I must apologise for echoing A A Milne in the title of this postage. (In 1928, in her Constant Reader column in The New Yorker, Dorothy Parker wrote, immortally, “and it is that word ‘hummy’, my darlings, that marks the first place in The House at Pooh Corner at which Tonstant Weader fwowed up”, thus telling us all we ever need know about Milne.) But “now we are six” is, in the present case, literally true, for it was on this day in 2003 that the Hooting Yard website came into being.

There was, as aficionados know, an earlier Hooting Yard presence on the interweb, but it was a static site containing a jumble of pre-Wilderness Years odds and ends. On 14th December 2003, however, regular postages from Mr Key’s pea-sized yet pulsating brain began tumbling forth, and continue to do so, with the occasional hiatus.

Many thanks, on this anniversary, to the readers and listeners who stalk the muddy lanes in and around Haemoglobin Towers and Bodger’s Spinney for your support and enthusiasm.

A Scrap From Inksmudge Past

Mooching about Interwebshire*, it is easy to forget those long ago days spent in the seedy village of Inksmudge. Although there are umpteen websites devoted to all sorts of past publishing glories, it is rare – at least in my experience – to chance upon an item I clearly remember snipping out of an old inky paper and slotting in to my teenage cuttings pile. (Why did I never bother to paste things into a scrapbook?)

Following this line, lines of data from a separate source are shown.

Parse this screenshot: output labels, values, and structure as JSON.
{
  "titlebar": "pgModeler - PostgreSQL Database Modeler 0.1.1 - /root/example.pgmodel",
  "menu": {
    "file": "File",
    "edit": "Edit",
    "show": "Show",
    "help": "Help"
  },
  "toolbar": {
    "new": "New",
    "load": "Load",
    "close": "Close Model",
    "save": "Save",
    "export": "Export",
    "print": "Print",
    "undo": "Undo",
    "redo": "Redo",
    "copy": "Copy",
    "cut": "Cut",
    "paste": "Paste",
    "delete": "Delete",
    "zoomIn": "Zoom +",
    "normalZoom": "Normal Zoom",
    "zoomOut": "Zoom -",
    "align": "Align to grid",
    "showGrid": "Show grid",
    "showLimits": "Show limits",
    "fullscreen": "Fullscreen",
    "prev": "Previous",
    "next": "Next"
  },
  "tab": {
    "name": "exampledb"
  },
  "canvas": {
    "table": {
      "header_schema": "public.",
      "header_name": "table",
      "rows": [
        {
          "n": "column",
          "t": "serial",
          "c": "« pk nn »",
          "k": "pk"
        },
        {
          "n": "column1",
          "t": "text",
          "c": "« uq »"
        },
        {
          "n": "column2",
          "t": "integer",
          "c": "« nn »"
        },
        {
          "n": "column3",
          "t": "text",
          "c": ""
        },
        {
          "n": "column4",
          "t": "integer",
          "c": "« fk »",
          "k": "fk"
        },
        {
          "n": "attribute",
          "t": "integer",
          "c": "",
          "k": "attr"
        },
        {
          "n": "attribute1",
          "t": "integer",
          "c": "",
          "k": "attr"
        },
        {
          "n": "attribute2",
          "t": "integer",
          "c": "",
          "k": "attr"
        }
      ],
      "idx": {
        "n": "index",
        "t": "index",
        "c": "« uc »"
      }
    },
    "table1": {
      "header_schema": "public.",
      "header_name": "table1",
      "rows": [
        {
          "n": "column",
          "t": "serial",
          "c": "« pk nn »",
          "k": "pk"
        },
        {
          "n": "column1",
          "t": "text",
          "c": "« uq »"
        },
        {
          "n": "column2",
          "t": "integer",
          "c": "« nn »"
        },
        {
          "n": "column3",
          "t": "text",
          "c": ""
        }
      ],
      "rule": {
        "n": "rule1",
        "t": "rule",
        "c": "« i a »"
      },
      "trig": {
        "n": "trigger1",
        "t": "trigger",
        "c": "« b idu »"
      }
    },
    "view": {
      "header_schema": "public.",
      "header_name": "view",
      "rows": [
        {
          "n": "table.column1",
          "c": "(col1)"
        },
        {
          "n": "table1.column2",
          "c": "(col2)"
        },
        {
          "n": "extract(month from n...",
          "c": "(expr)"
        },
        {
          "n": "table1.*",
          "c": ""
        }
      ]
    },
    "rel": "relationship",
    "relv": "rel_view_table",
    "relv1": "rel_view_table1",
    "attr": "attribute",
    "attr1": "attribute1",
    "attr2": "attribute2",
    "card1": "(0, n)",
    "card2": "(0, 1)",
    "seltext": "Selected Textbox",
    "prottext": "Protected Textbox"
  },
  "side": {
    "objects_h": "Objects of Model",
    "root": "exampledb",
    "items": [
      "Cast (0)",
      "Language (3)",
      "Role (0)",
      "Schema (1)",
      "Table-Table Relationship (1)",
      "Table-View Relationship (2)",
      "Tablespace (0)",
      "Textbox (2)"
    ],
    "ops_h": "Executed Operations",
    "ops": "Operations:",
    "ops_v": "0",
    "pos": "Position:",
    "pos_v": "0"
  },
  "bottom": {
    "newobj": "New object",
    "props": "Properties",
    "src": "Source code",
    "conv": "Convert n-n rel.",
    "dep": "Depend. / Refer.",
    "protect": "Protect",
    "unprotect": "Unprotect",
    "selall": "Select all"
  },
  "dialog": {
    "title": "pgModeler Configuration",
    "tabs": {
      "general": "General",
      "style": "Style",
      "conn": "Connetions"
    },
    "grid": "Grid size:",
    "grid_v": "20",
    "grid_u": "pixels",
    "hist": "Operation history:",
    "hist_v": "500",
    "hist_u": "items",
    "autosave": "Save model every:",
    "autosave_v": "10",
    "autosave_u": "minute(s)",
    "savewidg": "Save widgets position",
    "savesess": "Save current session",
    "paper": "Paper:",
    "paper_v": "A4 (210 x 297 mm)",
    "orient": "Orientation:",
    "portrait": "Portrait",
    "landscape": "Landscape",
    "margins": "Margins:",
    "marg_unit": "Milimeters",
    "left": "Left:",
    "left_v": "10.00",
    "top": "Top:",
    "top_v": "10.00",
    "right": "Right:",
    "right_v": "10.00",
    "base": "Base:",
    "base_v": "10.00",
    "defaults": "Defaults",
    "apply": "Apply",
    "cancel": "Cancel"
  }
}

Those heaps of printstuff were, for the most part, lost or abandoned or buried or burned to a cinder many years ago. So I was delighted, this morning, roaming through the shire, to find this snippet, almost certainly from NME circa 1974. It still makes me laugh, though perhaps now accompanied by a lump in my throat. Tempus fugit, lost youth, blah blah blah…

NowWillYouJoinHenryCow

* NOTE : A term coined, as far as I’m aware, by John Barleycorn at the much-missed According To The Ninth.